THE STATE OF SOUTH CAROLINA
In The Court of Appeals


The State, Respondent,

v.

Donald Ray Perry, Appellant.


Appeal From Richland County
 James W. Johnson, Jr., Circuit Court Judge


Unpublished Op. No. 2007-UP-525
Submitted November 1, 2007 – Filed November 13, 2007


AFFIRMED


Chief Attorney Joseph L. Savitz, III, of Columbia; for Appellant

Attorney General Henry Dargan McMaster, Chief Deputy Attorney General John W. McIntosh, Assistant Deputy Attorney General Salley W. Elliott, Assistant Attorney General Julie M. Thames, all of Columbia; for Respondent.
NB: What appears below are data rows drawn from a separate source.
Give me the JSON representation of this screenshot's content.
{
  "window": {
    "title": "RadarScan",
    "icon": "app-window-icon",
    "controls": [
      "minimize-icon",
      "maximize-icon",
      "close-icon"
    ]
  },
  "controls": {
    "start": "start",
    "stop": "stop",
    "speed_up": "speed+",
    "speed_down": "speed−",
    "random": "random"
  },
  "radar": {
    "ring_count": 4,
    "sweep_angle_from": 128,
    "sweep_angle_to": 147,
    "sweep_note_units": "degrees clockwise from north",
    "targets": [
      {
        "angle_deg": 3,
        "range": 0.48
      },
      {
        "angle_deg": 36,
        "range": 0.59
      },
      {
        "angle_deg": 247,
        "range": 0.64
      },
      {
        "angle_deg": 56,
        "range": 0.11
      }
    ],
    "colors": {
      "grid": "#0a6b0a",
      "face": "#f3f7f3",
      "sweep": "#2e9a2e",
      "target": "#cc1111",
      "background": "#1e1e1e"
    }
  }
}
PER CURIAM:  Donald Ray Perry appeals his sentence for voluntary manslaughter, arguing it was constitutionally disproportionate.  We affirm Perry’s sentence pursuant to Rule 220(b)(2), SCACR, and the following authorities:  State v. Johnston, 333 S.C. 459, 462, 510 S.E.2d 423, 425 (1999) (“[T]his Court has consistently held that a challenge to sentencing must be raised at trial, or the issue will not be preserved for appellate review.”); State v. Conally, 227 S.C. 507, 510, 88 S.E.2d 591, 593 (1955) (“This Court has no jurisdiction to disturb, because of alleged excessiveness, a sentence which is within the limits prescribed by statute, unless:  (a) the statute itself violates the constitutional injunction, [S.C. Const. art. I, § 15], against cruel and unusual punishment, or (b) the sentence is the result of partiality, prejudice, oppression, or corrupt motive.”); State v. Kimbrough, 212 S.C. 348, 357, 46 S.E.2d 273, 277 (1948) (“[O]nly under rare and unusual circumstances will [an appellate court] interfere with the discretion of the trial judge in the imposition of a sentence.”).[1]

AFFIRMED.

HEARN, C.J., KITTREDGE and THOMAS, JJ., concur.


[1]  We decide this case without oral argument pursuant to Rule 215, SCACR.